Por otra parte, en el interior reinaba una limpieza extrema, un esmero, una coquetería. Habia una mesa, un reló de Holada, un armario con cajones, y sobre él un azafate para servir el té, en el que se veia pintada una señora con un paraguas paseando un niño vestido de militar y con un aro bajo el brazo. Para sostener el azafate habia una Biblia, pues de caer la bandeja, tras ella hubieran rodado la tetera y todas las tazas y platillos que estaban alrededor de la Biblia. En la pared ví algunas estampas iluminadas con sus correspondientes marcos, asuntos bíblicos que no hallo una sola vez en el escaparate de una estampería ó en los cajones de un buhonero sin que se me presente el interior del domicilio del hermano de mi querida Peggoty. Los principales cuadros representaban Abraham vestido de encarnado sacrificando á Isaac con traje azul, á Daniel con una túnica rosa en medio de un foso de leones verdes. En la campana de la chimenea ví un objeto que me pareció uno de los mas preciosos tesoros de este mundo : tan curioso trabajo, mitad pintura y mitad escultura, representaba el lugre Sarah-Juana, y habia sido trabajado en Sunderland. En el techo habia garfios de hierro cuyo uso no adivinaba ; por último, algunos cofres y unas cuantas cajas boca abajo servian de sillas.
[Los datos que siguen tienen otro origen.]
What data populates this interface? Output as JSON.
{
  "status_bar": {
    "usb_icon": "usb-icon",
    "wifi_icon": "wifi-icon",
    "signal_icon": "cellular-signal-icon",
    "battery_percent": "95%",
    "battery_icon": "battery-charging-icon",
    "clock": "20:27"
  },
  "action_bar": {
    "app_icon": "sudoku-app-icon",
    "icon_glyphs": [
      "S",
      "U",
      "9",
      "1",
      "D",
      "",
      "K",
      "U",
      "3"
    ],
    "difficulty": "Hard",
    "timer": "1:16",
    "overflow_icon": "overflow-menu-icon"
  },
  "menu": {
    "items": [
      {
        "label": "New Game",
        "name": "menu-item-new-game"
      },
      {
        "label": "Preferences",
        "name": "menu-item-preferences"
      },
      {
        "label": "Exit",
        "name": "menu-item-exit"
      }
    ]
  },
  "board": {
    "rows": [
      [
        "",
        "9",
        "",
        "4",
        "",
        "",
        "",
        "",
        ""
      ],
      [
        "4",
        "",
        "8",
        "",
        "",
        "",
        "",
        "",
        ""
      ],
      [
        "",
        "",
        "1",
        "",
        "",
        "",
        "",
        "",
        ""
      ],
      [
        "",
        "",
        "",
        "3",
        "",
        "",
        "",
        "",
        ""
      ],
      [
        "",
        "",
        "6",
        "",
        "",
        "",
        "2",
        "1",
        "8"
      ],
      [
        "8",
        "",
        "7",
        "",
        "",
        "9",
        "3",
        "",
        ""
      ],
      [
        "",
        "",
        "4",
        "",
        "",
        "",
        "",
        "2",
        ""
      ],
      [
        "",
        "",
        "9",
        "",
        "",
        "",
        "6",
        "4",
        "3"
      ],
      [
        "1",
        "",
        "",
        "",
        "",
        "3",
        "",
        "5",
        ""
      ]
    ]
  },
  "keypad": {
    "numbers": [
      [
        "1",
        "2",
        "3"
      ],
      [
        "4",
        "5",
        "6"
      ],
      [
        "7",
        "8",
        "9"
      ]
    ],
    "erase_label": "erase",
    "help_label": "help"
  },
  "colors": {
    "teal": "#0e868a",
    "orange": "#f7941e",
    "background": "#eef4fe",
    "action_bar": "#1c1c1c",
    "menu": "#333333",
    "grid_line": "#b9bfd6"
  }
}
No bien entré, ví todo esto con una mirada, y me introdujeron en mi dormitorio, — el dormitorio mas bonito y completo de todos los dormitorios, un cuartito con las paredes de yeso blanco, — en la parte de atrás de la barca, con una ventanilla por la que en otro tiempo pasaba el timon : un espejito clavado en las tablas y adornado con conchas, una camita que no ofrecia mas sitio que el justo para acostarse y un ramo de algas en un jarro azul sobre la mesa. Lo que excitó particularmente mi olfato en aquella deliciosa habitacion fué el olor del pescado, olor tan penetrante, que al sacar del bolsillo el pañuelo para limpiarme las narices, hubiérase dicho que habia servido para envolver una langosta. Comuniqué esta observacion á Peggoty, que me dijo que su hermano vendia langostas, cangrejos y langostinos. Mas tarde descubrí un monton de estos crustáceos en un estado de prodigiosa aglomeracion y depósito permanente, en el fondo de una especie de cuartucho donde encerraban tambien los cacharros y cacerolas de la casa.
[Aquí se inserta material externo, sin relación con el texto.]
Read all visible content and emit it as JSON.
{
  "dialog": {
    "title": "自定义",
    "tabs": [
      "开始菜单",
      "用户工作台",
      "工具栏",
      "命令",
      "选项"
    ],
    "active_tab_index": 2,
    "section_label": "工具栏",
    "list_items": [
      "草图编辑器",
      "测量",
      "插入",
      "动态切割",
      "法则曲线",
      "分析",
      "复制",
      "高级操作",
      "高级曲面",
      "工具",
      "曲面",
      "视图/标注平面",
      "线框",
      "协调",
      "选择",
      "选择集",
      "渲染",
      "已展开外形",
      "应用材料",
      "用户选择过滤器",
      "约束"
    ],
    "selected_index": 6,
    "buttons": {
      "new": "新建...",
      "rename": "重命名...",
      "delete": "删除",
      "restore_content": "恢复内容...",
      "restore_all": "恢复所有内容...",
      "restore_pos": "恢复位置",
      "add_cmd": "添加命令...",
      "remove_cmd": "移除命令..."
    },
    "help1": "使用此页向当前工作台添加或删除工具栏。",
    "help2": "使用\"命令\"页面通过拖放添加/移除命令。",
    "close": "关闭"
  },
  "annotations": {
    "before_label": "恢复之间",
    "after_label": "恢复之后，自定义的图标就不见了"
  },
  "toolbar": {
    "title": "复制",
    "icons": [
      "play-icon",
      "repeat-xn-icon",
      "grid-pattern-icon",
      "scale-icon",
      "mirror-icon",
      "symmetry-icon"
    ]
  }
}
Una mujer muy atenta nos recibió perfectamente; llevaba un delantal blanco y nos habia hecho mil cortesías desde lejos cuando Cham me tenia en brazos : con la vieja habia una jovencita con un collar de conchas azules alrededor del cuello, que no queria dejarse besar y que corria con gran priesa á esconderse. Habiamos comido suculentamente lenguado cocido con patatas cuando entró un hombre que parecia estar de buen humor. Era el hermano de Peggoty, que me preguntó cómo estaba y qué tal iba mi hermosa mamá, añadiendo que se tendria por muy feliz y honrado si queria yo pasar quince dias á su lado.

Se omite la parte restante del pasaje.